A 1995 TEC Assessment found insufficient evidence to demonstrate the effectiveness of biofeedback for asthma, anxiety disorders, insomnia, movement disorders, Raynaud’s disease, and hypertension. There continues to be insufficient evidence that biofeedback benefits these conditions. In addition, literature reviews have found insufficient evidence from randomized controlled trials to support the efficacy of biofeedback for treating sleep bruxism, tinnitus, Bell’s palsy, motor function after stroke, injury or lower-limb surgery, and orthostatic hypotension in patients with spinal cord injury. Studies either failed to show any beneficial impact of biofeedback or had design flaws that leave the durability of effects in question or create uncertainty about the contribution of nonspecific factors such as attention or placebo effects. Thus, biofeedback is considered experimental, investigational and unproven for these miscellaneous conditions.

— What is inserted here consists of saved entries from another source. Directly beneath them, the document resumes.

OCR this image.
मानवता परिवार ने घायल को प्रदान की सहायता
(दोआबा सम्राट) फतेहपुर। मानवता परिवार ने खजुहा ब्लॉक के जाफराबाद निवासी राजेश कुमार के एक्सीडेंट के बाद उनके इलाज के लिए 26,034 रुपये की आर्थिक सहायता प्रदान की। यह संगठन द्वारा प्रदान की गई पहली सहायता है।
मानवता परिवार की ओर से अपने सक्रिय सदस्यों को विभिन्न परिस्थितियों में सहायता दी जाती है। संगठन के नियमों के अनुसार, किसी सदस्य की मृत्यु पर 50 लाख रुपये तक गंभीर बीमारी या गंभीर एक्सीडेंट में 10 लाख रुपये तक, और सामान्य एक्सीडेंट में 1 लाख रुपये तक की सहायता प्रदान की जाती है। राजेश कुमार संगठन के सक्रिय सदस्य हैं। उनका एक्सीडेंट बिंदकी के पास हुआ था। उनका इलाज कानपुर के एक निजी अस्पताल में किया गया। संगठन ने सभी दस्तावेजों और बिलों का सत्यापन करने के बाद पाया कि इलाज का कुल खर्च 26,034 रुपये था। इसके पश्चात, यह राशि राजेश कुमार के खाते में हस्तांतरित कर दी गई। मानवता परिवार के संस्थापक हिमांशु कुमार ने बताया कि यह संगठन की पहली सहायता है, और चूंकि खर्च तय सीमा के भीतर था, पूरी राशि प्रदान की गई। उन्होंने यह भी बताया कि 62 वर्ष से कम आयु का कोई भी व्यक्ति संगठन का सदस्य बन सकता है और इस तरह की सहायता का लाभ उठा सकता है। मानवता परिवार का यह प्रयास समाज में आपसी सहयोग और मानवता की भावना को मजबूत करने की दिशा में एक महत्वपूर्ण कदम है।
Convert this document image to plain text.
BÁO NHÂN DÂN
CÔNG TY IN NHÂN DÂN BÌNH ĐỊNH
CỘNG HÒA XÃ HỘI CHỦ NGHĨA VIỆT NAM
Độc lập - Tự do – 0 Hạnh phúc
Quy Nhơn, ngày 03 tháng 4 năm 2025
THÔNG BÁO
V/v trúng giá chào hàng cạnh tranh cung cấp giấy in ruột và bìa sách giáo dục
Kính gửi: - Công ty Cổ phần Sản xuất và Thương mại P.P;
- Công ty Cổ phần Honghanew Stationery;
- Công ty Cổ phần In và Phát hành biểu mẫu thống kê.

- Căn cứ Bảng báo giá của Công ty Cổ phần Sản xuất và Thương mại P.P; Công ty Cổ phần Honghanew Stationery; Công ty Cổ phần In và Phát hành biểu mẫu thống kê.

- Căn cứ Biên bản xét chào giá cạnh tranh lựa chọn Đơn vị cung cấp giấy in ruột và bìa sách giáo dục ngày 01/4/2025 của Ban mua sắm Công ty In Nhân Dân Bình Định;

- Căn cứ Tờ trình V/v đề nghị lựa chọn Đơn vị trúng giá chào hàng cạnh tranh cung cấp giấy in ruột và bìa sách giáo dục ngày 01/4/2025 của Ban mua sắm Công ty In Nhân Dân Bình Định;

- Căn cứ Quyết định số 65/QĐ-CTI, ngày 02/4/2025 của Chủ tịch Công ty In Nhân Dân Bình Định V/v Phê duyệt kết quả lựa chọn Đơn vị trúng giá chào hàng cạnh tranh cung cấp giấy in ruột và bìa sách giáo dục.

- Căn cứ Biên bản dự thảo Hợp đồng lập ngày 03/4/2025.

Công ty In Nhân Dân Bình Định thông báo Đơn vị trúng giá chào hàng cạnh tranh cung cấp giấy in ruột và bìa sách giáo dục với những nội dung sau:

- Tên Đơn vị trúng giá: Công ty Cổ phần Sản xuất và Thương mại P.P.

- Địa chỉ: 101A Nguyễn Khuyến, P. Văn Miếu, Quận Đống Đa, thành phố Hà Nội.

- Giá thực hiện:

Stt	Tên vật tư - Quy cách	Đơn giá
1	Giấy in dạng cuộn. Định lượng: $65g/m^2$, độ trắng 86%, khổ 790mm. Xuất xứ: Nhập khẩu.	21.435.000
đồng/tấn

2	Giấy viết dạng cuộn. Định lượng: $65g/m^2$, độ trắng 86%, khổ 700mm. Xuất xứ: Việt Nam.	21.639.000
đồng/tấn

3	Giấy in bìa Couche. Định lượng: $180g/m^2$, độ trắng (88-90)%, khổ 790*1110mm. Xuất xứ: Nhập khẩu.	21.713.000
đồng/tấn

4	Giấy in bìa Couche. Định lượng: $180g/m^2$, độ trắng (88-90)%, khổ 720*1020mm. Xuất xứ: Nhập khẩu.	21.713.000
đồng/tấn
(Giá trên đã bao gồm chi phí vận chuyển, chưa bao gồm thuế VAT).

Practice Guidelines and Position Statements
In 2006, an American Academy of Sleep Medicine Report update was released entitled Practice Parameters for the Psychological and Behavioral Treatment of Insomnia. (15) In the section, Recommendations for Specific Therapies, item 3.9, the report states that “Biofeedback is effective and recommended therapy in the treatment of chronic insomnia. (Guideline)” The American Academy of Sleep Medicine (AASM) definition for guideline is “a patient-care strategy, which reflects a moderate degree of clinical certainty. The term guideline implies the use of Level II Evidence (randomized trials with high alpha and beta error) or a consensus of Level III Evidence (non-randomized concurrently controlled studies).”
No other relevant guideline or position statement was identified on the National Guideline Clearinghouse web site.